If you're buying a stock, a market order will execute at whatever price the seller is asking. If you're selling, a market order will execute at whatever the buyer is bidding. The biggest drawback of the market order is that you can't specify the price of the trade. Many times that doesn't matter, however.
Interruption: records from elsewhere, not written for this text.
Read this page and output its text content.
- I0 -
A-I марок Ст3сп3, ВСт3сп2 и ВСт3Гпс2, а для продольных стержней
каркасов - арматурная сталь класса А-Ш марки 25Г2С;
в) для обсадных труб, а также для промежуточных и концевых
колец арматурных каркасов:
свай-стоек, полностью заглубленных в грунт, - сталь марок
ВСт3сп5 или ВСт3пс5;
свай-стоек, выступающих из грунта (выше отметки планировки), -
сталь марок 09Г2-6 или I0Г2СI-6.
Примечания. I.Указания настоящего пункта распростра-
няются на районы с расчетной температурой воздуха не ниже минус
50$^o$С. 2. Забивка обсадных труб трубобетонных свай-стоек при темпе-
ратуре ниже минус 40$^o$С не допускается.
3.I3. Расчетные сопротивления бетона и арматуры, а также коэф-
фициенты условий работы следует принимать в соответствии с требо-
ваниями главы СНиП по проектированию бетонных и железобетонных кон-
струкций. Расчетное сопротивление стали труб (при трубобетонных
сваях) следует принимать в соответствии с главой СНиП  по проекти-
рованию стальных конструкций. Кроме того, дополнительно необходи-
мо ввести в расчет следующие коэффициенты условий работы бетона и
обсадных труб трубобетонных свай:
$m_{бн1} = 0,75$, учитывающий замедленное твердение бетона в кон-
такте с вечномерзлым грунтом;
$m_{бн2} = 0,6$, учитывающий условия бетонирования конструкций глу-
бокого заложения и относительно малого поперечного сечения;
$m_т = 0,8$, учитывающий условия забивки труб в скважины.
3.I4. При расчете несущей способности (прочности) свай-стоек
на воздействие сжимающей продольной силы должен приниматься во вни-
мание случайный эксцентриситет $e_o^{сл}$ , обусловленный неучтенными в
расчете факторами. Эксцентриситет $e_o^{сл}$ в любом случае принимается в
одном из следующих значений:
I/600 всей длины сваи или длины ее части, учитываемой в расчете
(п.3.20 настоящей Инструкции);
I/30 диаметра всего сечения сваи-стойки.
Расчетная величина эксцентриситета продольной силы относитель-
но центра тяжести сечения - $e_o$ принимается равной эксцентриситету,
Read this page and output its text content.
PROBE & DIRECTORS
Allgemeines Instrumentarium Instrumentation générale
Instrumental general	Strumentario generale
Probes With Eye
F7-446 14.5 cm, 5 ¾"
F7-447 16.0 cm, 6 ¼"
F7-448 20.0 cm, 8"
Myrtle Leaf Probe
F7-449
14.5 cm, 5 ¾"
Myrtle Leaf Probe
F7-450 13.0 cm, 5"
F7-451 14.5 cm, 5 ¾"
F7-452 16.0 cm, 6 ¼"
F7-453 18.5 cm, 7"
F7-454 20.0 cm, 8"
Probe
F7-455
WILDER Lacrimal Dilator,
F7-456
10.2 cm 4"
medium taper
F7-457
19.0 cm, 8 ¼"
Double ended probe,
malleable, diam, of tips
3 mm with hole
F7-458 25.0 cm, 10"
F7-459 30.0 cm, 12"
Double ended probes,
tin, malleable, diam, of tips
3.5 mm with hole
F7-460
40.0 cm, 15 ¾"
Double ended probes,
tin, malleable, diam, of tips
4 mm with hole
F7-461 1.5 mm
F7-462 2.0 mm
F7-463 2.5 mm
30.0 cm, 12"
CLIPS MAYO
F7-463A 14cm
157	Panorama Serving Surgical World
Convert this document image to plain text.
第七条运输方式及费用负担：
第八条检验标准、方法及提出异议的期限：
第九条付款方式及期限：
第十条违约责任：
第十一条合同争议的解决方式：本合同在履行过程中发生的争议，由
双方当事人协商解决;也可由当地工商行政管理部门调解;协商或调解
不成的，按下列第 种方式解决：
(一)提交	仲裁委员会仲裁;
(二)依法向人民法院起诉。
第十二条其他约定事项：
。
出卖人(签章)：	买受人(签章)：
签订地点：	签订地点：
What are the disadvantages of a stop-limit order? ›

One potential drawback is the risk of missed opportunities. Since stop-limit orders are only executed when specific price conditions are met, the market may move quickly, resulting in the order not being filled at the desired price.

Top Articles
Techniques for improving the performance of SQL queries under workspaces in the Data Service Layer
18 best businesses to start with little money
Using GPT for translation: How to get the best outcomes
PontiacMadeDDG family: mother, father and siblings
Ingles Weekly Ad Lilburn Ga
Geodis Logistic Joliet/Topco
Puretalkusa.com/Amac
How Far Is Chattanooga From Here
Kagtwt
Anki Fsrs
Why Is Stemtox So Expensive
Best Restaurants Ventnor
8 Ways to Make a Friend Feel Special on Valentine's Day
Gino Jennings Live Stream Today
Q33 Bus Schedule Pdf
Cambridge Assessor Database
Las 12 mejores subastas de carros en Los Ángeles, California - Gossip Vehiculos
Wausau Obits Legacy
Abby's Caribbean Cafe
Craigslist List Albuquerque: Your Ultimate Guide to Buying, Selling, and Finding Everything - First Republic Craigslist
Caledonia - a simple love song to Scotland
Menards Eau Claire Weekly Ad
Joan M. Wallace - Baker Swan Funeral Home
Doublelist Paducah Ky
Free Personals Like Craigslist Nh
C&T Wok Menu - Morrisville, NC Restaurant
Rapv Springfield Ma
Keyn Car Shows
NV Energy issues outage watch for South Carson City, Genoa and Glenbrook
Imagetrend Elite Delaware
Prévisions météo Paris à 15 jours - 1er site météo pour l'île-de-France
How Much Is An Alignment At Costco
Chadrad Swap Shop
Unm Hsc Zoom
Everything You Need to Know About NLE Choppa
Craigslist Boats Eugene Oregon
Studentvue Columbia Heights
How much does Painttool SAI costs?
Gary Lezak Annual Salary
062203010
Birmingham City Schools Clever Login
Traumasoft Butler
Senior Houses For Sale Near Me
BCLJ July 19 2019 HTML Shawn Day Andrea Day Butler Pa Divorce
The Horn Of Plenty Figgerits
Crystal Glassware Ebay
Searsport Maine Tide Chart
8 4 Study Guide And Intervention Trigonometry
Upcoming Live Online Auctions - Online Hunting Auctions
Pronósticos Gulfstream Park Nicoletti
O'reilly's Eastman Georgia
Cognitive Function Test Potomac Falls
Latest Posts
Article information

Author: Rubie Ullrich

Last Updated:

Views: 5856

Rating: 4.1 / 5 (52 voted)

Reviews: 83% of readers found this page helpful

Author information

Name: Rubie Ullrich

Birthday: 1998-02-02

Address: 743 Stoltenberg Center, Genovevaville, NJ 59925-3119

Phone: +2202978377583

Job: Administration Engineer

Hobby: Surfing, Sailing, Listening to music, Web surfing, Kitesurfing, Geocaching, Backpacking

Introduction: My name is Rubie Ullrich, I am a enthusiastic, perfect, tender, vivacious, talented, famous, delightful person who loves writing and wants to share my knowledge and understanding with you.